La bulle de l’immobilier a pu se constituer par la possibilité de cette titrisation. Les sociétés de crédit immobilier ont transformé leurs créances en titres négociés sur les marchés financiers. Ces titres rapportant un fort bénéfice
ont été achetés par des « hedge funds » ou des fonds d’investissement — des firmes dont l’objet est de spéculer sur les marchés financiers pour offrir le bénéfice le plus élevé à leurs souscripteurs — et cautionnés par les grandes banques [2]. La vente de ces titres permettant aux sociétés de crédit de poursuivre leur prêt. Et d’émettre de nouveaux titres pour poursuivre le jeu. Tant que le ménage paie, toute la chaîne financière profite de cette augmentation par la spéculation - improductive du point de vue de la création de richesses - sur ces titres dont la hausse devient sans proportion avec le bénéfice de départ. La diffusion de la crise provient de cet effet de domino.
Lorsque les ménages font faillite, ils ne paient plus les intérêts de leurs dettes et les sociétés de crédit hypothécaire font faillite à leur tour. Mais ces faillites ont des conséquences sur toutes les autres institutions qui sont propriétaires d’une partie de cette dette via les titres achetés et sont menacés de faillite
à leur tour. Les banques qui avaient apporté leur caution passent en première ligne et apparaissent très endettés d’un seul coup. L’absence de transparence en rajoute sur la « crise de confiance ». Prêter devient soudain très risqué. Le crédit interbancaire se tarit. Les banques ne se font plus confiance. La Banque Centrale — que ce soit la Fed, la banque de réserve fédérale américaine, ou la BCE — se trouve dans l’obligation de redevenir le prêteur en dernier ressort et ouvre grandes les vannes du crédit en prêtant massivement aux banques qui en ont besoin pour éviter la faillite. Oubliés les grands principes du libéralisme économique ! La Fed a baissé son taux d’escompte dès le début du mois d’août, la BCE rechigne mais, tancée par Sarkozy, devrait suivre, ce n’est qu’une question de temps...

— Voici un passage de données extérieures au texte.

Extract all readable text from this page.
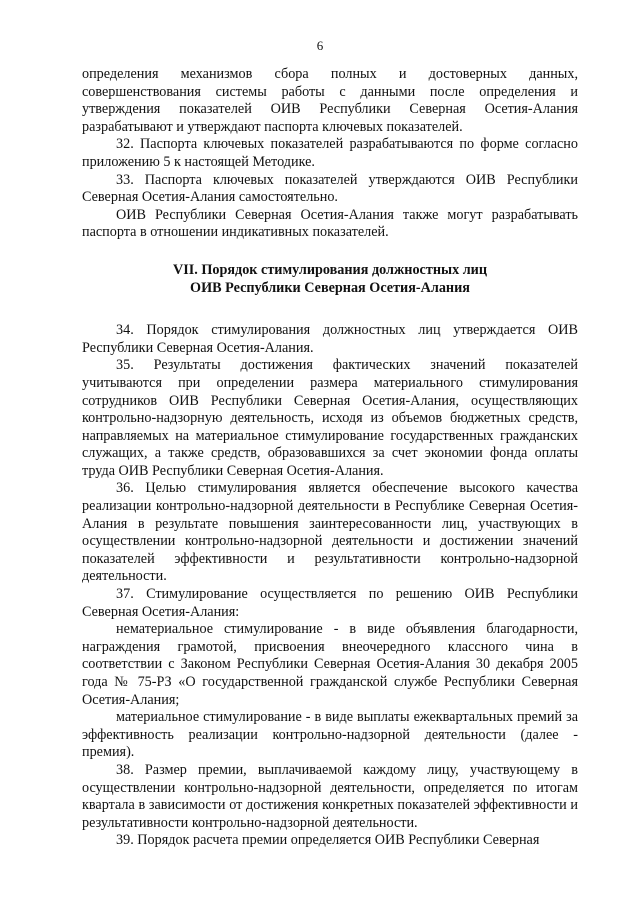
6

определения механизмов сбора полных и достоверных данных, совершенствования системы работы с данными после определения и утверждения показателей ОИВ Республики Северная Осетия-Алания разрабатывают и утверждают паспорта ключевых показателей.

32. Паспорта ключевых показателей разрабатываются по форме согласно приложению 5 к настоящей Методике.

33. Паспорта ключевых показателей утверждаются ОИВ Республики Северная Осетия-Алания самостоятельно.

ОИВ Республики Северная Осетия-Алания также могут разрабатывать паспорта в отношении индикативных показателей.

VII. Порядок стимулирования должностных лиц
ОИВ Республики Северная Осетия-Алания

34. Порядок стимулирования должностных лиц утверждается ОИВ Республики Северная Осетия-Алания.

35. Результаты достижения фактических значений показателей учитываются при определении размера материального стимулирования сотрудников ОИВ Республики Северная Осетия-Алания, осуществляющих контрольно-надзорную деятельность, исходя из объемов бюджетных средств, направляемых на материальное стимулирование государственных гражданских служащих, а также средств, образовавшихся за счет экономии фонда оплаты труда ОИВ Республики Северная Осетия-Алания.

36. Целью стимулирования является обеспечение высокого качества реализации контрольно-надзорной деятельности в Республике Северная Осетия-Алания в результате повышения заинтересованности лиц, участвующих в осуществлении контрольно-надзорной деятельности и достижении значений показателей эффективности и результативности контрольно-надзорной деятельности.

37. Стимулирование осуществляется по решению ОИВ Республики Северная Осетия-Алания:

нематериальное стимулирование - в виде объявления благодарности, награждения грамотой, присвоения внеочередного классного чина в соответствии с Законом Республики Северная Осетия-Алания 30 декабря 2005 года № 75-РЗ «О государственной гражданской службе Республики Северная Осетия-Алания;

материальное стимулирование - в виде выплаты ежеквартальных премий за эффективность реализации контрольно-надзорной деятельности (далее - премия).

38. Размер премии, выплачиваемой каждому лицу, участвующему в осуществлении контрольно-надзорной деятельности, определяется по итогам квартала в зависимости от достижения конкретных показателей эффективности и результативности контрольно-надзорной деятельности.

39. Порядок расчета премии определяется ОИВ Республики Северная
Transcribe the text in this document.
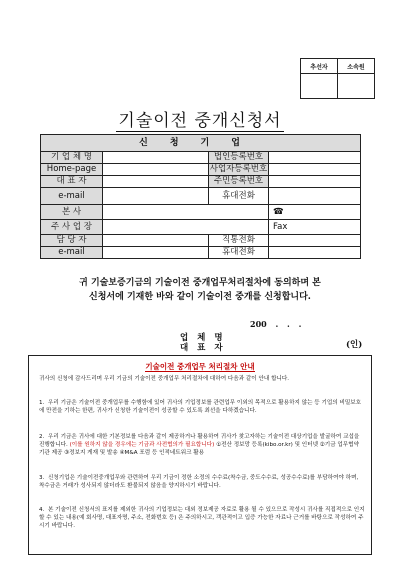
추선자	소속원

기술이전 중개신청서
신청기업			
기 업 체 명		법인등록번호	
Home-page		사업자등록번호	
대 표 자		주민등록번호	
e-mail		휴대전화	
본 사			☎
주 사 업 장			Fax
담 당 자		직통전화	
e-mail		휴대전화	
귀 기술보증기금의 기술이전 중개업무처리절차에 동의하며 본
신청서에 기재한 바와 같이 기술이전 중개를 신청합니다.
200 . . .
업 체 명
대 표 자	(인)
기술이전 중개업무 처리절차 안내

귀사의 신청에 감사드리며 우리 기금의 기술이전 중개업무 처리절차에 대하여 다음과 같이 안내 합니다.

1. 우리 기금은 기술이전 중개업무를 수행함에 있어 귀사의 기업정보를 관련업무 이외의 목적으로 활용하지 않는 등 기업의 비밀보호에 만전을 기하는 한편, 귀사가 신청한 기술이전이 성공할 수 있도록 최선을 다하겠습니다.

2. 우리 기금은 귀사에 대한 기본정보를 다음과 같이 제공하거나 활용하여 귀사가 찾고자하는 기술이전 대상기업을 발굴하여 교섭을 진행합니다. (이를 원하지 않을 경우에는 기금과 사전협의가 필요합니다) ①전산 정보망 등록(kibo.or.kr) 및 인터넷 ②기금 업무협약 기관 제공 ③정보지 게재 및 발송 ④M&A 포럼 등 인적네트워크 활용

3. 신청기업은 기술이전중개업무와 관련하여 우리 기금이 정한 소정의 수수료(착수금, 중도수수료, 성공수수료)를 부담하여야 하며, 착수금은 거래가 성사되지 않더라도 환불되지 않음을 양지하시기 바랍니다.

4. 본 기술이전 신청서의 표지를 제외한 귀사의 기업정보는 대외 정보제공 자료로 활용 될 수 있으므로 작성시 귀사를 직접적으로 인지할 수 있는 내용(예 회사명, 대표자명, 주소, 전화번호 등) 은 주의하시고, 객관적이고 입증 가능한 자료나 근거를 바탕으로 작성하여 주시기 바랍니다.
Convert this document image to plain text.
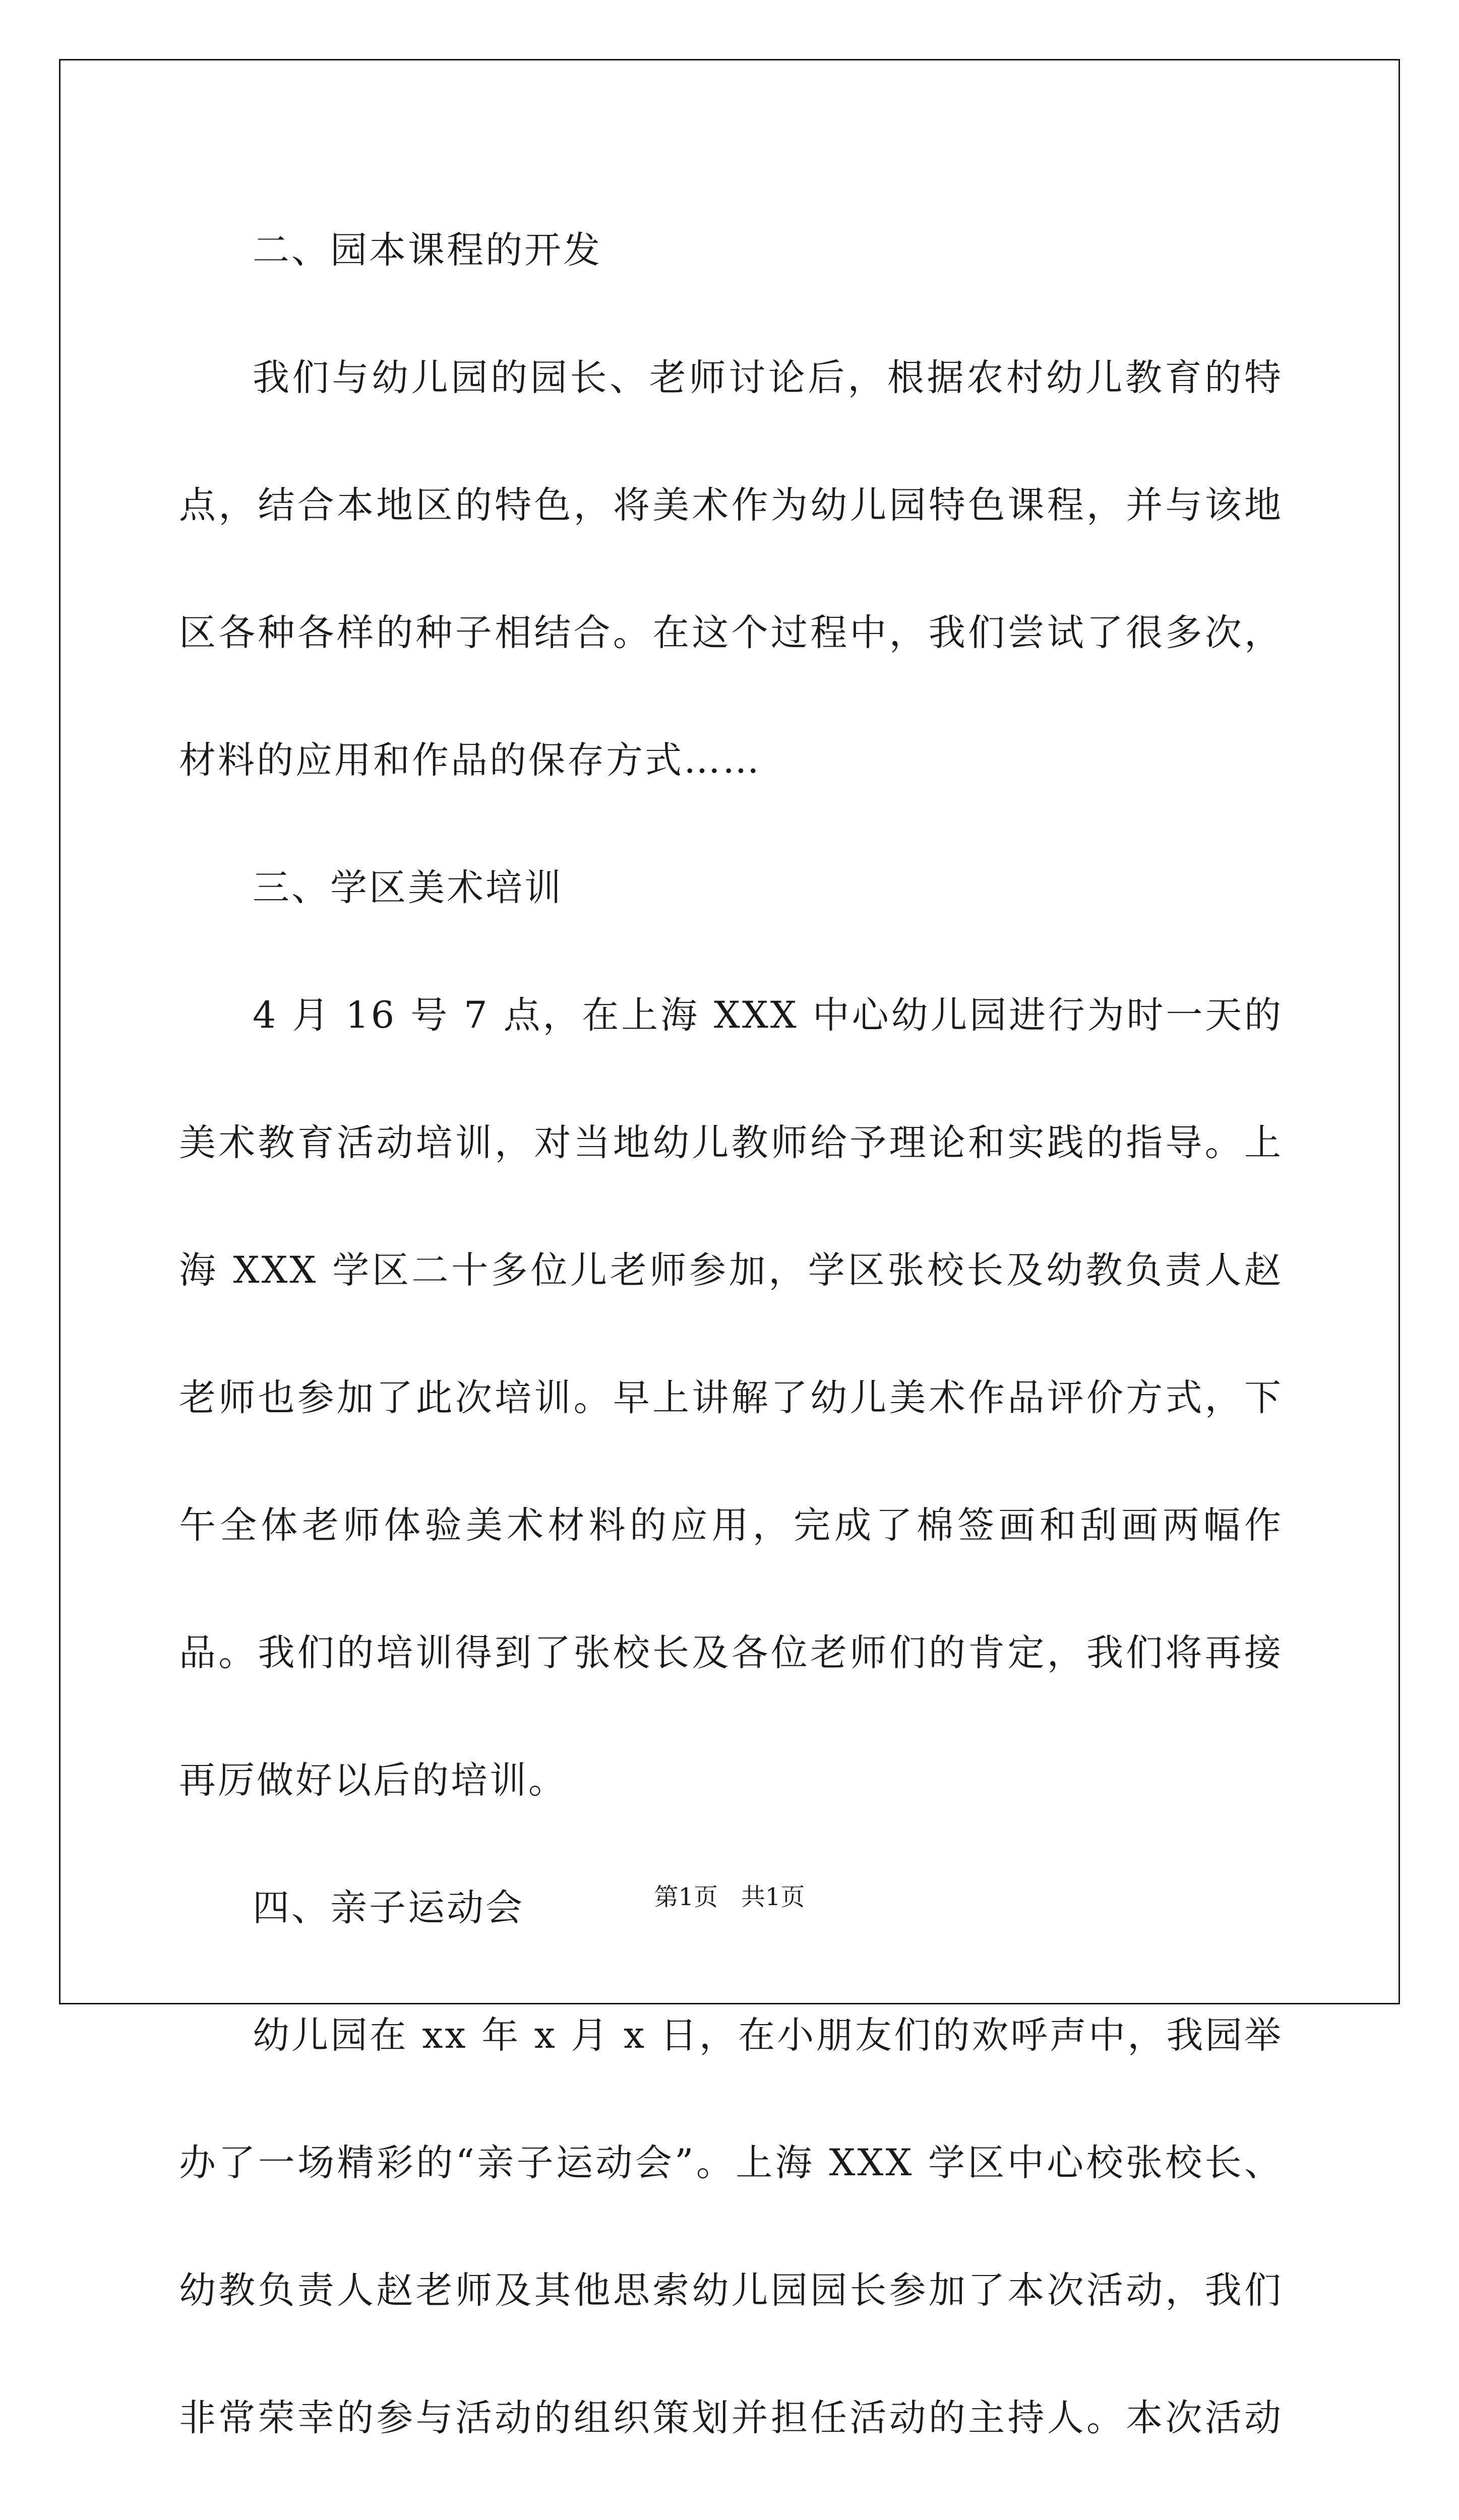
二、园本课程的开发

我们与幼儿园的园长、老师讨论后，根据农村幼儿教育的特点，结合本地区的特色，将美术作为幼儿园特色课程，并与该地区各种各样的种子相结合。在这个过程中，我们尝试了很多次，材料的应用和作品的保存方式……

三、学区美术培训

4 月 16 号 7 点，在上海 XXX 中心幼儿园进行为时一天的美术教育活动培训，对当地幼儿教师给予理论和实践的指导。上海 XXX 学区二十多位儿老师参加，学区张校长及幼教负责人赵老师也参加了此次培训。早上讲解了幼儿美术作品评价方式，下午全体老师体验美术材料的应用，完成了棉签画和刮画两幅作品。我们的培训得到了张校长及各位老师们的肯定，我们将再接再厉做好以后的培训。

四、亲子运动会

幼儿园在 xx 年 x 月 x 日，在小朋友们的欢呼声中，我园举办了一场精彩的“亲子运动会”。上海 XXX 学区中心校张校长、幼教负责人赵老师及其他思索幼儿园园长参加了本次活动，我们非常荣幸的参与活动的组织策划并担任活动的主持人。本次活动

第1页 共1页
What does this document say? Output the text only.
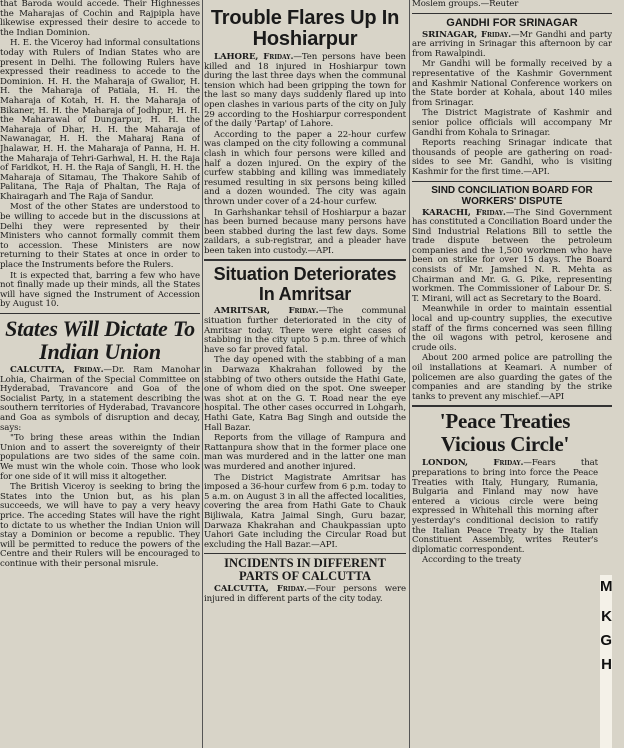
that Baroda would accede. Their Highnesses the Maharajas of Cochin and Rajpipla have likewise expressed their desire to accede to the Indian Dominion.

H. E. the Viceroy had informal consultations today with Rulers of Indian States who are present in Delhi. The following Rulers have expressed their readiness to accede to the Dominion. H. H. the Maharaja of Gwalior, H. H. the Maharaja of Patiala, H. H. the Maharaja of Kotah, H. H. the Maharaja of Bikaner, H. H. the Maharaja of Jodhpur, H. H. the Maharawal of Dungarpur, H. H. the Maharaja of Dhar, H. H. the Maharaja of Nawanagar, H. H. the Maharaj Rana of Jhalawar, H. H. the Maharaja of Panna, H. H. the Maharaja of Tehri-Garhwal, H. H. the Raja of Faridkot, H. H. the Raja of Sangli, H. H. the Maharaja of Sitamau, The Thakore Sahib of Palitana, The Raja of Phaltan, The Raja of Khairagarh and The Raja of Sandur.

Most of the other States are understood to be willing to accede but in the discussions at Delhi they were represented by their Ministers who cannot formally commit them to accession. These Ministers are now returning to their States at once in order to place the Instruments before the Rulers.

It is expected that, barring a few who have not finally made up their minds, all the States will have signed the Instrument of Accession by August 10.

States Will Dictate To Indian Union

CALCUTTA, Friday.—Dr. Ram Manohar Lohia, Chairman of the Special Committee on Hyderabad, Travancore and Goa of the Socialist Party, in a statement describing the southern territories of Hyderabad, Travancore and Goa as symbols of disruption and decay, says:

"To bring these areas within the Indian Union and to assert the sovereignty of their populations are two sides of the same coin. We must win the whole coin. Those who look for one side of it will miss it altogether.

The British Viceroy is seeking to bring the States into the Union but, as his plan succeeds, we will have to pay a very heavy price. The acceding States will have the right to dictate to us whether the Indian Union will stay a Dominion or become a republic. They will be permitted to reduce the powers of the Centre and their Rulers will be encouraged to continue with their personal misrule.

Trouble Flares Up In Hoshiarpur

LAHORE, Friday.—Ten persons have been killed and 18 injured in Hoshiarpur town during the last three days when the communal tension which had been gripping the town for the last so many days suddenly flared up into open clashes in various parts of the city on July 29 according to the Hoshiarpur correspondent of the daily 'Partap' of Lahore.

According to the paper a 22-hour curfew was clamped on the city following a communal clash in which four persons were killed and half a dozen injured. On the expiry of the curfew stabbing and killing was immediately resumed resulting in six persons being killed and a dozen wounded. The city was again thrown under cover of a 24-hour curfew.

In Garhshankar tehsil of Hoshiarpur a bazar has been burned because many persons have been stabbed during the last few days. Some zaildars, a sub-registrar, and a pleader have been taken into custody.—API.

Situation Deteriorates In Amritsar

AMRITSAR, Friday.—The communal situation further deteriorated in the city of Amritsar today. There were eight cases of stabbing in the city upto 5 p.m. three of which have so far proved fatal.

The day opened with the stabbing of a man in Darwaza Khakrahan followed by the stabbing of two others outside the Hathi Gate, one of whom died on the spot. One sweeper was shot at on the G. T. Road near the eye hospital. The other cases occurred in Lohgarh, Hathi Gate, Katra Bag Singh and outside the Hall Bazar.

Reports from the village of Rampura and Rattanpura show that in the former place one man was murdered and in the latter one man was murdered and another injured.

The District Magistrate Amritsar has imposed a 36-hour curfew from 6 p.m. today to 5 a.m. on August 3 in all the affected localities, covering the area from Hathi Gate to Chauk Bijliwala, Katra Jaimal Singh, Guru bazar, Darwaza Khakrahan and Chaukpassian upto Uahori Gate including the Circular Road but excluding the Hall Bazar.—API.

INCIDENTS IN DIFFERENT PARTS OF CALCUTTA

CALCUTTA, Friday.—Four persons were injured in different parts of the city today.

Moslem groups.—Reuter

GANDHI FOR SRINAGAR

SRINAGAR, Friday.—Mr Gandhi and party are arriving in Srinagar this afternoon by car from Rawalpindi.

Mr Gandhi will be formally received by a representative of the Kashmir Government and Kashmir National Conference workers on the State border at Kohala, about 140 miles from Srinagar.

The District Magistrate of Kashmir and senior police officials will accompany Mr Gandhi from Kohala to Srinagar.

Reports reaching Srinagar indicate that thousands of people are gathering on road-sides to see Mr. Gandhi, who is visiting Kashmir for the first time.—API.

SIND CONCILIATION BOARD FOR WORKERS' DISPUTE

KARACHI, Friday.—The Sind Government has constituted a Conciliation Board under the Sind Industrial Relations Bill to settle the trade dispute between the petroleum companies and the 1,500 workmen who have been on strike for over 15 days. The Board consists of Mr. Jamshed N. R. Mehta as Chairman and Mr. G. G. Pike, representing workmen. The Commissioner of Labour Dr. S. T. Mirani, will act as Secretary to the Board.

Meanwhile in order to maintain essential local and up-country supplies, the executive staff of the firms concerned was seen filling the oil wagons with petrol, kerosene and crude oils.

About 200 armed police are patrolling the oil installations at Keamari. A number of policemen are also guarding the gates of the companies and are standing by the strike tanks to prevent any mischief.—API

'Peace Treaties Vicious Circle'

LONDON, Friday.—Fears that preparations to bring into force the Peace Treaties with Italy, Hungary, Rumania, Bulgaria and Finland may now have entered a vicious circle were being expressed in Whitehall this morning after yesterday's conditional decision to ratify the Italian Peace Treaty by the Italian Constituent Assembly, writes Reuter's diplomatic correspondent.

According to the treaty

M
K
G
H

La crise économique devant nous...

La croissance devrait baisser. Aux États-Unis d’abord, puis dans tous les pays capitalistes développés, transformant le contexte général. La croissance mondiale, quoiqu’en disent les institutions internationales – le FMI en particulier – s’orientera à la baisse. La récession devient l’horizon de l’économie américaine... Et comme elle est économie dominante...
À suivre...

P.-S.

Article paru dans l’École émancipée, n° 7, septembre-octobre 2007, p. 6.

Notes

[1Les titres, terme générique, recouvrent une multitude de produits financiers. Les plus connus sont les actions (des parts de capital des firmes) et les obligations (des parts d’emprunt). Ces deux titres particuliers sont côtés dans les Bourses de valeurs, celles dont on parle le plus.

[2Ces opérations de cautionnement, de conseils ou d’assurances sont appelées « hors bilan » : les banques ne les intègrent pas dans leur compte... Elles ne sont pas transparentes.